Noche
Imagen: Télam

A veces  pienso en los silencios que por la noche escucha Milagro desde su celda.

Un sonido continuo de viaje por el espacio, sin ruidos y sin luz.

Una eternidad de pocas horas hasta el amanecer. Las celdas vecinas, el patio, los árboles silbantes, un portazo a lo lejos, un trueno, la lluvia, una frenada, la voz de una niña interior desprotegida y rebelde que la abraza por dentro.

La imagino quieta, rebelde la noche boca arriba, respirando el ácido olor  de ese aire de encierro. Los brazos al costado del cuerpo como una estatua estoica y milenaria. Hay siglos en sus ojos y gritos en la boca  que se aprieta los labios.

Parpadea, Milagro.

La noche está en el mismo lugar desde hace horas.
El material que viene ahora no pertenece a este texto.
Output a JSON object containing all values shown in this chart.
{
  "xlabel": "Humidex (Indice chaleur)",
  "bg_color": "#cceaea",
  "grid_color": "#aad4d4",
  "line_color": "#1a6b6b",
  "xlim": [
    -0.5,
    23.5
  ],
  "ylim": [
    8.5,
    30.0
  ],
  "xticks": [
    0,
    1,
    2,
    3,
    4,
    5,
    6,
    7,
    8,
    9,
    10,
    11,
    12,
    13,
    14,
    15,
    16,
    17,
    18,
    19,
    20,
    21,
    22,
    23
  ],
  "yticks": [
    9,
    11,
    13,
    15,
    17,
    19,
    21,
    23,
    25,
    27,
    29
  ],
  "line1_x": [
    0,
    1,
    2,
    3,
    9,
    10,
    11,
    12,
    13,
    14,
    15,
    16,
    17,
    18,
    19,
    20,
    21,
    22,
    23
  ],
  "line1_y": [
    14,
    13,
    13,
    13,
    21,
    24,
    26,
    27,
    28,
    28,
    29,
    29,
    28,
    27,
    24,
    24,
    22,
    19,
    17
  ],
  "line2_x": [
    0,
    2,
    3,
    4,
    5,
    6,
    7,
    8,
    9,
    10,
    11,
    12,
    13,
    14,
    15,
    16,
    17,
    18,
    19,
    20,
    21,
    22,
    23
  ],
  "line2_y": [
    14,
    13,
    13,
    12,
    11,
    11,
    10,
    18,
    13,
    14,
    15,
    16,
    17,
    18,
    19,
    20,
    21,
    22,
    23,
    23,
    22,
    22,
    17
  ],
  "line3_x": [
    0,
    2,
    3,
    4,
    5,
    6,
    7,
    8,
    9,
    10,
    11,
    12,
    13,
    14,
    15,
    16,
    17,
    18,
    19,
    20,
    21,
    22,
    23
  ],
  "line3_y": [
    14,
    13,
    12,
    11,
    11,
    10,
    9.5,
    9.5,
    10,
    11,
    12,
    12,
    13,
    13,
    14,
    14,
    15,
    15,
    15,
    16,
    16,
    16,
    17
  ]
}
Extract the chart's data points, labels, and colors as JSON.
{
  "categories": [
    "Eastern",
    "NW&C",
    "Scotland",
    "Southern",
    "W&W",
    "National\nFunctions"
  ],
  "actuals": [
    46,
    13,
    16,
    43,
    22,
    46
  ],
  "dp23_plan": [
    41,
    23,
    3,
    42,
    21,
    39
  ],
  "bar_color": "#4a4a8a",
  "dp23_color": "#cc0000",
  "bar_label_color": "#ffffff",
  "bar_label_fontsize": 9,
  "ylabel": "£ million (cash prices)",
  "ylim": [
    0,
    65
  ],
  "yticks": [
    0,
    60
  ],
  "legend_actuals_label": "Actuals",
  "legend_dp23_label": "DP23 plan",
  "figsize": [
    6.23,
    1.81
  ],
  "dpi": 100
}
Es un animal que la mira indolente, la tristeza con sus fauces abiertas.

Sé que si me desvelo en mi cama tibia, puedo mirarla.

Ella está despierta, a toda hora, esperando el sol que le debemos.


* La primera versión de este texto se publicó en el libro de reciente aparición Todos somos Milagro, de María José Malvares y Gimena Tur, editado por Octubre.